The motif for this project was “plants.” Seokho Kang’s work displays Yum’s works in grey tone. This work, unlike his previous works, was specifically made for this project and therefore is most likely to be disposed after this exhibition. Kang took a specific image in Yum’s works and developed it using a different medium, making the original image fade away to find new meaning. Kyunghwan Kwon took Yum’s photos and redrew them with paint.
Similarly to Seokho Kang, Suyoung Kim used the disappearing image technique by taking Yum’s images evoking lethargy and emptiness to recreate them through drawings using her imagination. This is an attempt to see the results of an “encounter” as the actual subject.
RohwaJeong says “the plants that surround us and live near us seem all to have similar qualities.” Both landscape plants and potted plants are reformations in which the root has been relocated from the original soil. Their works are reproduced in the form of a park made of paper trees.
Lionel Sabatté makes the shape of a rose using human nails. Collecting the nails clipped off of people’s fingers, they are recreated into a flower and a butterfly. He chose a working technique that can coexist with Yum’s theme, among his own works.
Jina Park works by way of exchanging letters of drawings. Yum usually works exclusively with photographs by camera, and even for Jina Park, this was an unfamiliar method. The last step of this collaboration was an attempt to connect via a method neither of them used, that is, by exchanging drawings.
Dae Jin Choi considers Yum’s plant photographs to be “not plants as objet d’art, but organic matters very much relevant and responsive to its surroundings.” He attempts to create another image by metaphorically interpreting the plants’ presence.
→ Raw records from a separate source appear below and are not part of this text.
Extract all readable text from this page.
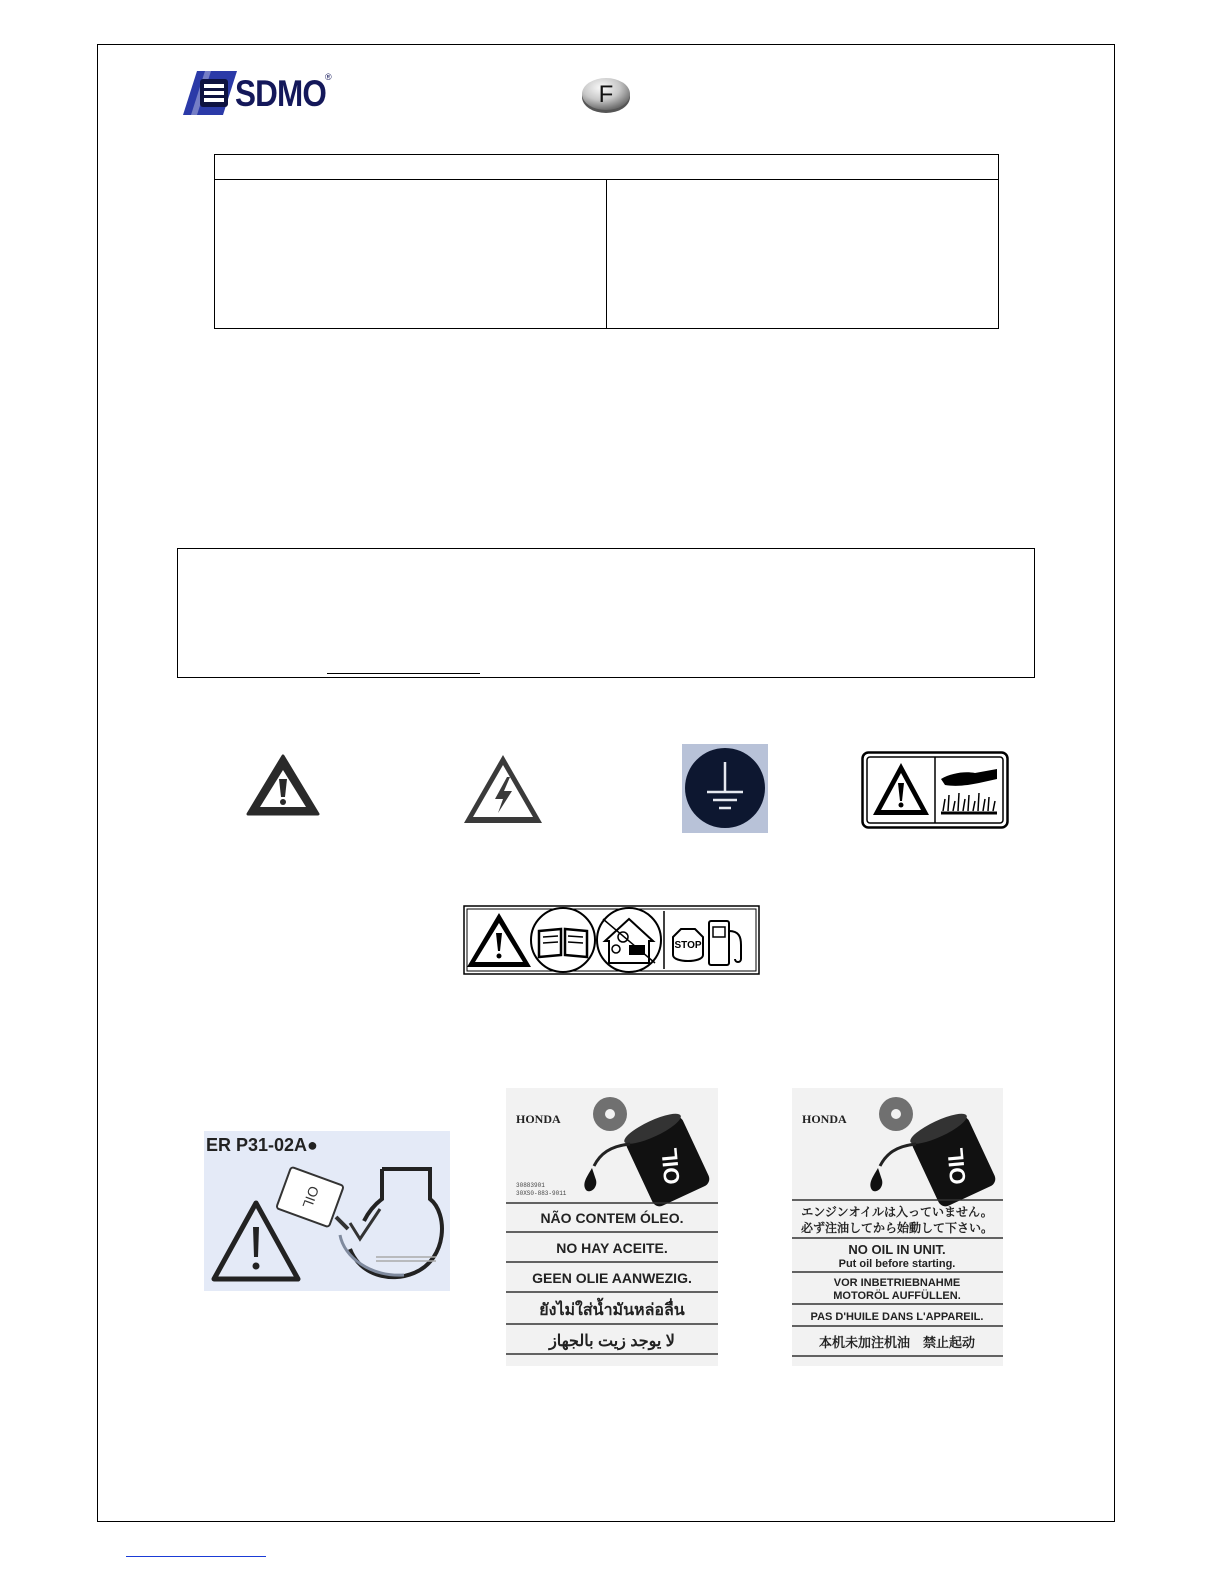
SDMO ®
F
STOP
ER P31-02A●
OIL
HONDA
OIL
30883901
30XS0-883-9011
NÃO CONTEM ÓLEO.
NO HAY ACEITE.
GEEN OLIE AANWEZIG.
ยังไม่ใส่น้ำมันหล่อลื่น
لا يوجد زيت بالجهاز
HONDA
OIL
エンジンオイルは入っていません。
必ず注油してから始動して下さい。
NO OIL IN UNIT.
Put oil before starting.
VOR INBETRIEBNAHME
MOTORÖL AUFFÜLLEN.
PAS D'HUILE DANS L'APPAREIL.
本机未加注机油　禁止起动
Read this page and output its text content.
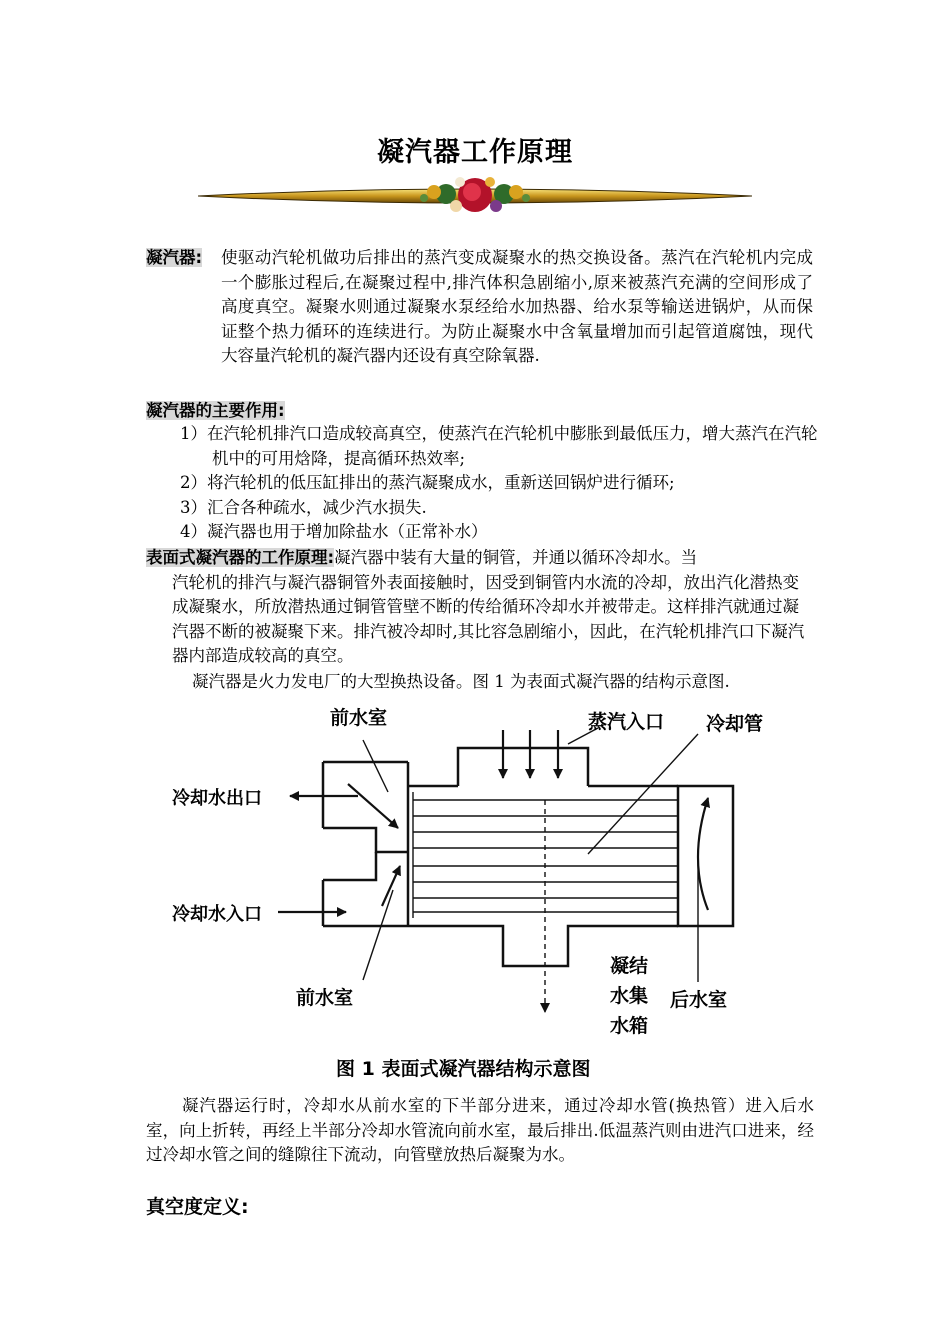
凝汽器工作原理

凝汽器:	使驱动汽轮机做功后排出的蒸汽变成凝聚水的热交换设备。蒸汽在汽轮机内完成一个膨胀过程后,在凝聚过程中,排汽体积急剧缩小,原来被蒸汽充满的空间形成了高度真空。凝聚水则通过凝聚水泵经给水加热器、给水泵等输送进锅炉，从而保证整个热力循环的连续进行。为防止凝聚水中含氧量增加而引起管道腐蚀，现代大容量汽轮机的凝汽器内还设有真空除氧器.

凝汽器的主要作用:

1）在汽轮机排汽口造成较高真空，使蒸汽在汽轮机中膨胀到最低压力，增大蒸汽在汽轮机中的可用焓降，提高循环热效率;
2）将汽轮机的低压缸排出的蒸汽凝聚成水，重新送回锅炉进行循环;
3）汇合各种疏水，减少汽水损失.
4）凝汽器也用于增加除盐水（正常补水）

表面式凝汽器的工作原理:凝汽器中装有大量的铜管，并通以循环冷却水。当
汽轮机的排汽与凝汽器铜管外表面接触时，因受到铜管内水流的冷却，放出汽化潜热变成凝聚水，所放潜热通过铜管管壁不断的传给循环冷却水并被带走。这样排汽就通过凝汽器不断的被凝聚下来。排汽被冷却时,其比容急剧缩小，因此，在汽轮机排汽口下凝汽器内部造成较高的真空。

凝汽器是火力发电厂的大型换热设备。图 1 为表面式凝汽器的结构示意图.

前水室	蒸汽入口 冷却管
冷却水出口
冷却水入口
前水室
凝结
水集
水箱
后水室
图 1 表面式凝汽器结构示意图

凝汽器运行时，冷却水从前水室的下半部分进来，通过冷却水管(换热管）进入后水室，向上折转，再经上半部分冷却水管流向前水室，最后排出.低温蒸汽则由进汽口进来，经过冷却水管之间的缝隙往下流动，向管壁放热后凝聚为水。

真空度定义:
Iles Flottantes (Floating/Drifting Islands) Project
Joongho Yum interprets his images through collaboration with other artists and writers. Many producers, writers, and novelists (Hong-Goo Kang, Taeyong Kim, Dongjin Seo, Jean-Claude Moineau, Yoo-Joo Han, Siwon Hyun) have taken Yum’s images to interpret in different ways, using their own ways of conceptualizing. Such interpretations have, in the form of writing and images, have been compiled to become a book in Workroom. The title of the book is Iles Flottantes (Floating/Drifting Islands) and along with this exhibition Let’s Remain Courteous, is an image interpreting project for Joongho Yum and his collaborators.